Polyhedron with 18 faces

3D model of a small rhombihexahedron

In geometry, the small rhombihexahedron (or small rhombicube) is a nonconvex uniform polyhedron, indexed as U_{18}. It has 18 faces (12 squares and 6 octagons), 48 edges, and 24 vertices. Its vertex figure is an antiparallelogram.

Small rhombihexahedron
| Type | Uniform star polyhedron |
| Elements | F = 18, E = 48 V = 24 (χ = −6) |
| Faces by sides | 12{4}+6{8} |
| Coxeter diagram | (with extra double-covered triangles) (with extra double-covered squares) |
| Wythoff symbol | 2 4 (3/2 4/2) | |
| Symmetry group | O_{h}, [4,3], *432 |
| Index references | U_{18}, C_{60}, W_{86} |
| Dual polyhedron | Small rhombihexacron |
| Vertex figure | 4.8.4/3.8/7 |
| Bowers acronym | Sroh |

==Related polyhedra==
This polyhedron shares the vertex arrangement with the stellated truncated hexahedron.
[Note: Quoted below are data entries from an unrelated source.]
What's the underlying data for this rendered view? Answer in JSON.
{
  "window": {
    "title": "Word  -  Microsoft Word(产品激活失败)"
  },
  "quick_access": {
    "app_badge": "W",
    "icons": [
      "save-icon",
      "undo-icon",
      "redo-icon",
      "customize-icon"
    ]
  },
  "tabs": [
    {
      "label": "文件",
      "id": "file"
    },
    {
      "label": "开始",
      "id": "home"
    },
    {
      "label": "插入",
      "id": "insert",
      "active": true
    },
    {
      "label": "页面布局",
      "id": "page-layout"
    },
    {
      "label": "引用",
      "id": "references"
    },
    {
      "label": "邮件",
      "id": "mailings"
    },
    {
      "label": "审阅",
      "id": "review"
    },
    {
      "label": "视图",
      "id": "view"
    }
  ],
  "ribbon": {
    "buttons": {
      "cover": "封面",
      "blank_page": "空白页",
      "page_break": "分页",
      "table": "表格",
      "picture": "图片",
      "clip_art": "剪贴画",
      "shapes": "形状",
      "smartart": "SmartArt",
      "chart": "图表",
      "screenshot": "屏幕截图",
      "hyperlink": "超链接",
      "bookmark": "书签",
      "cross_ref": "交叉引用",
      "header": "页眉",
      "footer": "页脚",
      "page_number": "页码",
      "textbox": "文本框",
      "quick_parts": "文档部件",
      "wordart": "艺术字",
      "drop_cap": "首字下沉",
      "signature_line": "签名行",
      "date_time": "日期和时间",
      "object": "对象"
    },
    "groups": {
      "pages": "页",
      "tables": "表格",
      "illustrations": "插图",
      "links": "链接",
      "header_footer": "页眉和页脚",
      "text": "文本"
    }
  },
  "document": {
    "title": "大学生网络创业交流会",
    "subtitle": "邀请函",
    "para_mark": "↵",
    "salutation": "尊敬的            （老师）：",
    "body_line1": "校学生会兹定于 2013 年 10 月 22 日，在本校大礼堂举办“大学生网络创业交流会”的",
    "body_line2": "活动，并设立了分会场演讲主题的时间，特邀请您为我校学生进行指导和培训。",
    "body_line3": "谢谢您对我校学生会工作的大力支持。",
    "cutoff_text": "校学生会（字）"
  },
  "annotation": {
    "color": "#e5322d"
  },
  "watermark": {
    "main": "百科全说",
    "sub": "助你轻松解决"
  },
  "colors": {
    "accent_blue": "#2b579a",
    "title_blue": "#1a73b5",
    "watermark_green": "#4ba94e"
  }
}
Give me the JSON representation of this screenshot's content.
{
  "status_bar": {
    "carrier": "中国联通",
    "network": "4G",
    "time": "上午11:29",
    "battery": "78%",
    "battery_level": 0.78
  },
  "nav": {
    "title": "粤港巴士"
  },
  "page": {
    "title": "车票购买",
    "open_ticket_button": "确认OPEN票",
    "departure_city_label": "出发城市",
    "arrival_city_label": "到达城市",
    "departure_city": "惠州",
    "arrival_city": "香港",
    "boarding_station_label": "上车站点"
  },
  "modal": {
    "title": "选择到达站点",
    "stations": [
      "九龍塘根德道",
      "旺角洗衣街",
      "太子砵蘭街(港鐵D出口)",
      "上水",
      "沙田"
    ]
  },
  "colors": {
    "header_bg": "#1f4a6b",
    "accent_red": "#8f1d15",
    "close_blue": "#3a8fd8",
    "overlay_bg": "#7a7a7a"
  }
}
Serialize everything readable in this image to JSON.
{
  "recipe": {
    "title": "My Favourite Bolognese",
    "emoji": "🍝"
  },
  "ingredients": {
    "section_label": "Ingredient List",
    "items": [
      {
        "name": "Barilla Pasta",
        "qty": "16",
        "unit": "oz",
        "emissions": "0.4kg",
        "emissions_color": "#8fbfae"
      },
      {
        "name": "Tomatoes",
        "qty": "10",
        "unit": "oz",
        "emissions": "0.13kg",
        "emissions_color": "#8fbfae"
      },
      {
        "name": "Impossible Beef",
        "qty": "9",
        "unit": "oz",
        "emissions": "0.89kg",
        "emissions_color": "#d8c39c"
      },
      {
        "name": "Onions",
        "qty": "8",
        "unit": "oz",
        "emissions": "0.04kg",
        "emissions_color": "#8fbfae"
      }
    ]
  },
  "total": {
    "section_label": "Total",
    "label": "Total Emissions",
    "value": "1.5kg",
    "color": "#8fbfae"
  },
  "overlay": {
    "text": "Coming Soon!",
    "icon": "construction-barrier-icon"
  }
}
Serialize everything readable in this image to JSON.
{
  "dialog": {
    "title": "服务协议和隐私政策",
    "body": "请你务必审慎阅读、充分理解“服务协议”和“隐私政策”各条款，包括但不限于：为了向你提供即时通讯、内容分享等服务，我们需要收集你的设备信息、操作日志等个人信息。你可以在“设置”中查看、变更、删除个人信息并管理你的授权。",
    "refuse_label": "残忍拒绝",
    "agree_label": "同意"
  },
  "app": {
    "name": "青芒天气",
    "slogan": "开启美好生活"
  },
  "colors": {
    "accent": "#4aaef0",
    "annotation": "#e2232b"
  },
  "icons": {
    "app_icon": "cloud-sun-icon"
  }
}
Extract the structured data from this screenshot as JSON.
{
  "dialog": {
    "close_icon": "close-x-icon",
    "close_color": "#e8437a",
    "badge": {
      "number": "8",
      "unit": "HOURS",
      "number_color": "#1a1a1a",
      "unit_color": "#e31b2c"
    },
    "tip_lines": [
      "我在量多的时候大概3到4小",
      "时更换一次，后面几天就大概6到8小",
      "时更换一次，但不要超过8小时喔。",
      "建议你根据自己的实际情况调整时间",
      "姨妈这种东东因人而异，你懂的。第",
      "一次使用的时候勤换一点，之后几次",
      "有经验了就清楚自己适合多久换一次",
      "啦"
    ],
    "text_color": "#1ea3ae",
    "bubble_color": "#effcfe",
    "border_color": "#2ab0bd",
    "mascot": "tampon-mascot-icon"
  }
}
It additionally shares its edge arrangement with the convex rhombicuboctahedron (having 12 square faces in common) and with the small cubicuboctahedron (having the octagonal faces in common).

| Rhombicuboctahedron | Small cubicuboctahedron | Small rhombihexahedron | Stellated truncated hexahedron |

It may be constructed as the exclusive or (blend) of three octagonal prisms.